Kryzys łączy ludzi
Czy pojawiające się na rynku obywatelskie inicjatywy to relikt wczesnego socjalizmu, czy też autentyczne działania wspólnotowe? Okazuje się, że nieformalne stowarzyszenia mieszkańców i spółdzielczość to dla wielu ludzi recepta na brak perspektyw.
2013-12-02, 15:19
Posłuchaj
Z jednej strony spółdzielczość spotyka się z niechęcią ogółu, ale z drugiej – współczesne młode pokolenie, wychowane w wolnej Polsce i nieskażone dziedzictwem komunizmu, coraz chętniej podejmuje tego typu aktywność. Czy my, Polacy, mamy do spółdzielczości uraz?

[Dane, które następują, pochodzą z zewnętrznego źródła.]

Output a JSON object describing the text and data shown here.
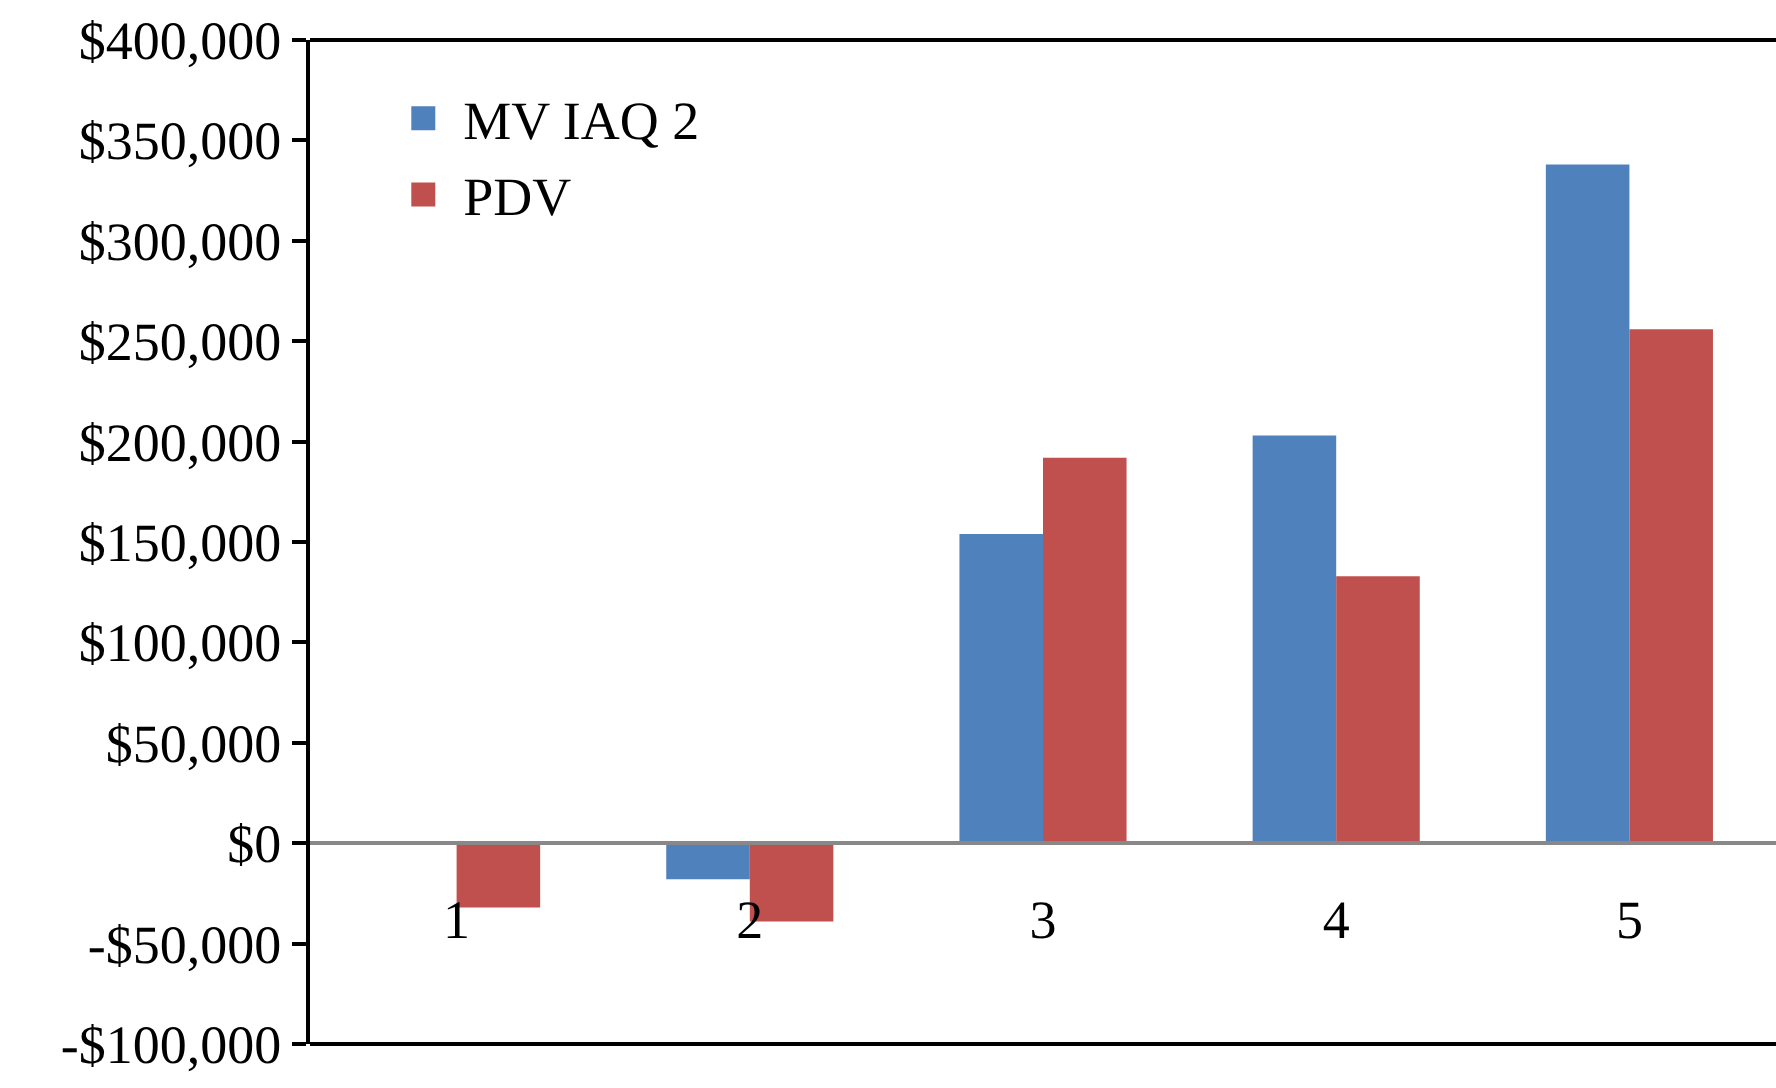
{
  "chart_data": {
    "type": "bar",
    "categories": [
      "1",
      "2",
      "3",
      "4",
      "5"
    ],
    "series": [
      {
        "name": "MV IAQ 2",
        "color": "#4f81bd",
        "values": [
          0,
          -18000,
          154000,
          203000,
          338000
        ]
      },
      {
        "name": "PDV",
        "color": "#c0504d",
        "values": [
          -32000,
          -39000,
          192000,
          133000,
          256000
        ]
      }
    ],
    "ylim": [
      -100000,
      400000
    ],
    "yticks": [
      {
        "value": -100000,
        "label": "-$100,000"
      },
      {
        "value": -50000,
        "label": "-$50,000"
      },
      {
        "value": 0,
        "label": "$0"
      },
      {
        "value": 50000,
        "label": "$50,000"
      },
      {
        "value": 100000,
        "label": "$100,000"
      },
      {
        "value": 150000,
        "label": "$150,000"
      },
      {
        "value": 200000,
        "label": "$200,000"
      },
      {
        "value": 250000,
        "label": "$250,000"
      },
      {
        "value": 300000,
        "label": "$300,000"
      },
      {
        "value": 350000,
        "label": "$350,000"
      },
      {
        "value": 400000,
        "label": "$400,000"
      }
    ],
    "legend": "top left"
  }
}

– Rzeczywiście, z jednej strony dziedzictwo socjalizmu, a z drugiej – dosyć mocne postawienie po roku 89’ na własność prywatną sprawiają, że na spółdzielcze działania patrzymy w wypaczony sposób. Pamiętajmy jednak, że spółdzielczość w Polsce zaczynała się ponad 150 lat temu, w kraju pod zaborami. Spółdzielnie powstawały wtedy w odpowiedzi na potrzeby, które nie były realizowane przez ówczesne rynki – wyjaśnił w Polskim Radiu 24 Krzysztof Cibor, analityk.
3 grudnia odbędą się warsztaty i debata na temat inicjatyw społecznych. Mają one przynieść odpowiedź na pytanie, czy obecny powrót do kooperatyw to jedynie przejaw tęsknoty za czasami PRL-u, czy też proces ten prowadzi obecnie do zupełnie nowych, potężnych przedsięwzięć.
– Tego typu zgromadzenia nie stanowią opozycji wobec czegoś, ale wypełniają lukę społeczną, uczą jak współpracować, podejmować decyzje czy dzielić się obowiązkami – podkreślała Dominika Potkańska, analityk Instytutu Spraw Publicznych, określając te inicjatywy szkołą demokracji.
REKLAMA
Na Zachodzie Europy w inicjatywach obywatelskich uczestniczy nawet połowa obywateli.